On July 2nd, American magazine The Verge announced that Apple and TWC were close to reaching an agreement which would be announced in the coming months. It is therefore highly probable that TWC’s 300 television channels will soon be available for Apple TV users in the United States. Following this announcement, Bloomberg reported that Apple had recruited the vice-president of marketing and distribution of Hulu (a video-on-demand platform based on Netflix) to help the company negotiate with media companies.
Comcast: We are the box
Does Time Warner Cable’s strategy announce the beginning of a new era for cable operators? Will cable operators gradually get rid of their hardware (cable boxes) and their interfaces and simply become access providers as is the case of wireless telephony providers? Whereas consumers have everything to gain in terms of experience (no longer having to juggle between multiple boxes), cable operators could gradually lose control over the interface and therefore the user experience.
And America’s most important cable operator, the giant Comcast, has every intention to keep this control. Indeed, the market leader has no intention of leaving a third party manage its interface. Even more so that the corporation has just unveiled the X3 (code name), which is a digital box inspired by Apple TV. It could also incorporate third-party applications as well as voice control.
Questioned by the Wall Street Journal on a possible partnership with industry giants like Apple and Google, Comcast’s chief accountant Michael Angelakis does not completely refute an eventual collaboration but states that his company has no intention of depending on anyone to offer consumers a high-quality experience. Although this statement has the benefit of being clear, it reflects a “Top-Down” strategy that is radically different from the one advocated by TWC, Comcast’s competitor. Comcast considers that it is up to business to present technological solutions to users.

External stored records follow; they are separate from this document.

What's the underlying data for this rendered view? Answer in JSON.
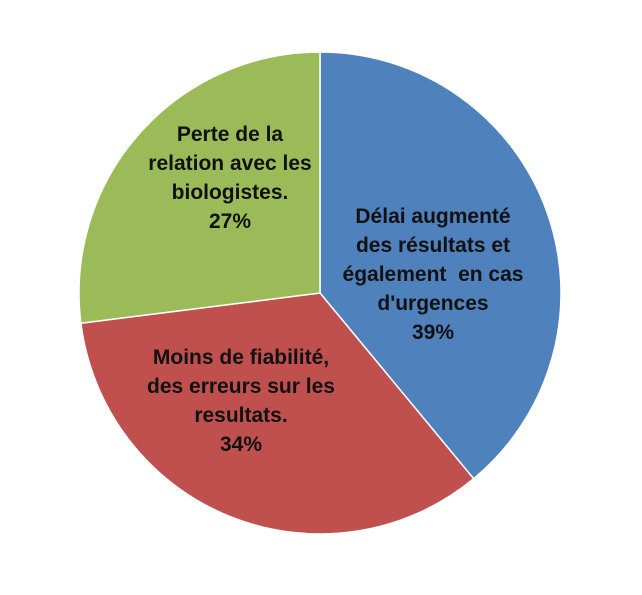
{
  "chart_data": {
    "type": "pie",
    "title": "",
    "slices": [
      {
        "label_lines": [
          "Délai augmenté",
          "des résultats et",
          "également  en cas",
          "d'urgences"
        ],
        "percent_label": "39%",
        "value": 39,
        "color": "#4F81BD"
      },
      {
        "label_lines": [
          "Moins de fiabilité,",
          "des erreurs sur les",
          "resultats."
        ],
        "percent_label": "34%",
        "value": 34,
        "color": "#C0504D"
      },
      {
        "label_lines": [
          "Perte de la",
          "relation avec les",
          "biologistes."
        ],
        "percent_label": "27%",
        "value": 27,
        "color": "#9BBB59"
      }
    ],
    "start_angle": "12 o'clock",
    "direction": "clockwise",
    "legend": "none"
  }
}
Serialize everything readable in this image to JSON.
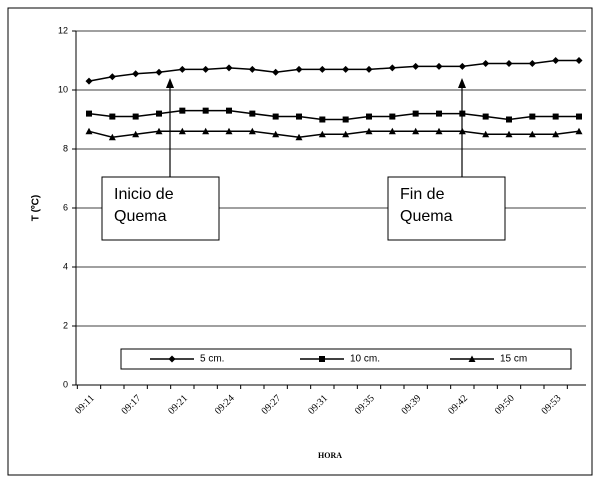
{
  "chart_data": {
    "type": "line",
    "x_label": "HORA",
    "y_label": "T (ºC)",
    "categories": [
      "09:11",
      null,
      "09:17",
      null,
      "09:21",
      null,
      "09:24",
      null,
      "09:27",
      null,
      "09:31",
      null,
      "09:35",
      null,
      "09:39",
      null,
      "09:42",
      null,
      "09:50",
      null,
      "09:53",
      null
    ],
    "series": [
      {
        "name": "5 cm.",
        "color": "#000000",
        "marker": "diamond",
        "values": [
          10.3,
          10.45,
          10.55,
          10.6,
          10.7,
          10.7,
          10.75,
          10.7,
          10.6,
          10.7,
          10.7,
          10.7,
          10.7,
          10.75,
          10.8,
          10.8,
          10.8,
          10.9,
          10.9,
          10.9,
          11.0,
          11.0
        ]
      },
      {
        "name": "10 cm.",
        "color": "#000000",
        "marker": "square",
        "values": [
          9.2,
          9.1,
          9.1,
          9.2,
          9.3,
          9.3,
          9.3,
          9.2,
          9.1,
          9.1,
          9.0,
          9.0,
          9.1,
          9.1,
          9.2,
          9.2,
          9.2,
          9.1,
          9.0,
          9.1,
          9.1,
          9.1
        ]
      },
      {
        "name": "15 cm",
        "color": "#000000",
        "marker": "triangle",
        "values": [
          8.6,
          8.4,
          8.5,
          8.6,
          8.6,
          8.6,
          8.6,
          8.6,
          8.5,
          8.4,
          8.5,
          8.5,
          8.6,
          8.6,
          8.6,
          8.6,
          8.6,
          8.5,
          8.5,
          8.5,
          8.5,
          8.6
        ]
      }
    ],
    "ylim": [
      0,
      12
    ],
    "yticks": [
      0,
      2,
      4,
      6,
      8,
      10,
      12
    ],
    "grid": true,
    "annotations": [
      [
        "Inicio de",
        "Quema"
      ],
      [
        "Fin de",
        "Quema"
      ]
    ]
  }
}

For both manufacturers of new digital technologies and content broadcasters, the smart box seems to be taking up an increasingly large space in the battle for consumer dollars. However, in Canada, little information has circulated on the strategies that the main cable television actors intend to use. It will be very interesting to follow the alliances and partnerships that will be formed seeing as they have already become a key for long-term success.